I drove home on the cusp of evening, through a slanting snow, down the Main Street of a town so small the road might as well have been named Only Street. The snow had begun earlier in the afternoon, in the manner of almost all first-of-season snows: Tentative, soft, unserious. But now it was something else, and the wind had picked up, too, and the snow swept and swirled across the pavement in complicated circular patterns. I feared that if I looked too hard, I would somehow become lost in them, so I fixed my gaze just above the roadway, guiding the truck not so much by the road itself, but by the features that delineated its edge: Houses. Trees. Utility poles.

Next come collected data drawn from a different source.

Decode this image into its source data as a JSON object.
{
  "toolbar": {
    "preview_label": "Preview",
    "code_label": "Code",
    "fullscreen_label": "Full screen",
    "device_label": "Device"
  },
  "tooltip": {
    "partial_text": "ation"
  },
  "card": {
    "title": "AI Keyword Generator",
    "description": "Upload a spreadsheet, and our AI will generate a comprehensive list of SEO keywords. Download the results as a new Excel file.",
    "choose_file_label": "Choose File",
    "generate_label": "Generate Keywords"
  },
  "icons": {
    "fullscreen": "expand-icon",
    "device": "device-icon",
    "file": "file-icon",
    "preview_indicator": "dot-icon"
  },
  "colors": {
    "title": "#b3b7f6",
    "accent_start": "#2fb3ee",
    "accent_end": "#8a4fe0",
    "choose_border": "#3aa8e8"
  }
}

I passed two children standing at the forward edge of a lawn covered by the detritus of rural poverty. Cars on blocks with hoods propped like open mouths. A four-wheeler. Something that looked like a canoe cut in half longways, but this must have been a trick of mind and weather. Through a curtained window, I could see the spectral glow of a television in an-otherwise darkened room. Smoke from a stove pipe.
The children were ecstatic. They were leaping and flailing their limbs, yelling into the squall. They didn’t just hold their faces to the storm; they actually pushed into it, mouths agape, the cold flakes tickling their tongues, the tender spot at the back of the throat. I waved, but their attention was elsewhere, and in a moment I had passed beyond their small orbit, the tires of the Ford cutting dark lines through the skin of snow. I turned the heater on high and rolled down the window just enough to let in a bit of the storm.